Expoente cultural do recôncavo baiano e referência obrigatória na história do período colonial brasileiro, a urbe que dormitava sobre paralelepípedos cansados promete acordar para viver uma nova responsabilidade: ser a sede da primeira casa da lusofonia no Brasil.

A criação da entidade foi aprovada e oficializada ontem pela manhã, em reunião extraordinária do Conselho Acadêmico da Universidade Federal do Recôncavo Baiano (UFRB), com a posse da Comissão de Instalação, presidida pelo poeta cachoeirense Damário da Cruz. A Casa da Lusofonia Agostinho da Silva vai funcionar como um espaço dedicado a promover, por meio de uma rede cultural, a troca constante de informações, intercâmbios, eventos e programas educativos entre os países lusófonos (de língua portuguesa).

`Nós escolhemos Cachoeira pelo significado histórico e simbólico da cidade - profundamente ligada à presença de Portugal no Brasil - e à passagem por lá de um intelectual notável, Agostinho da Silva (fundador do Centro de Estudos Afro-orientais da Universidade Federal da Bahia), um visionário, precursor do ideal da lusofonia`, explica Mário Alves, presidente da organização não-governamental Etnia - Cultura e Desenvolvimento, responsável pelo projeto.

Para o ex-secretário de Formulação e Avaliação das Políticas Culturais do Ministério da Cultura e professor do Centro de Artes, Humanidades e Letras da UFRB, Paulo Miguez, a cultura é o eixo que pode aproximar Angola, Brasil, Cabo Verde, Guiné-Bissau, Moçambique, Portugal, São Tomé e Príncipe e Timor Leste de forma mais profunda. `A casa da lusofonia vem nessa linha, enquanto espaço de circulação de várias manifestações de caráter permanente, sendo muito mais do que simples palco para a passagem de um ou outro grupo artístico`.

Sede - As conversas com a Secretaria de Cultura do Estado e o Instituto do Patrimônio Histórico e Artístico Nacional (Iphan), tendo em vista a negociação de um conjunto de prédios para a instalação de unidades da universidade e, conseqüentemente, da casa da lusofonia, já começaram.
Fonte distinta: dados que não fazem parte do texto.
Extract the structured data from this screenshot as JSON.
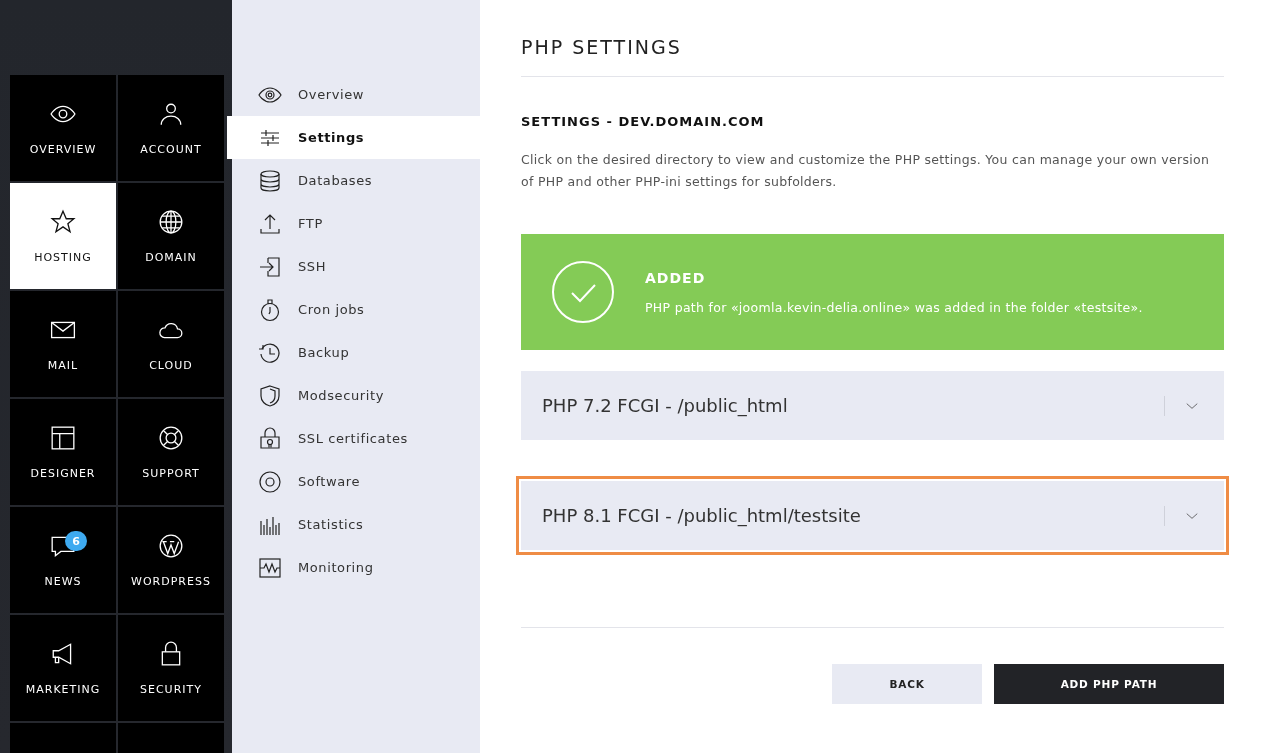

Miguez informa que a unidade tem, inclusive, a possibilidade de iniciar as atividades independentemente de se ter uma sede física definida, coisa prevista para 12 a 18 meses.

A segunda casa da lusofonia no Brasil já está em vias de consolidação: em Itabira (MG), terra de Carlos Drummond de Andrade, em parceria com a fundação que leva o mesmo nome. Há protocolos de intenção também para a instalação de uma unidade em Fortaleza (CE) e de salas da lusofonia em algumas cidades do Rio Grande do Norte, em parceria com a Fundação José Augusto.

`Demos prioridade ao Brasil por ser o maior dos países de língua portuguesa, o de maior vivacidade popular interna, representando a síntese de toda a mestiçagem da cultura lusófona, e por apresentar o maior grau de desconhecimento sobre os outros países de língua portuguesa`, argumenta Mário Alves.

Para o poeta e presidente da Comissão de Instalação, Damário da Cruz, o projeto vem atender a uma demanda adormecida. `Não dá para pensar saudosamente, passivamente e cantando, que o povo de Cachoeira não navega mais no mar. Precisamos é navegar com novos vapores, fazendo com que nossos jovens poetas, fotógrafos e dramaturgos tenham visibilidade internacional. Ao mesmo tempo, precisamos ver o fazer do outro, e é trocando essas informações que a gente se torna melhor sem ter que abandonar a própria identidade`.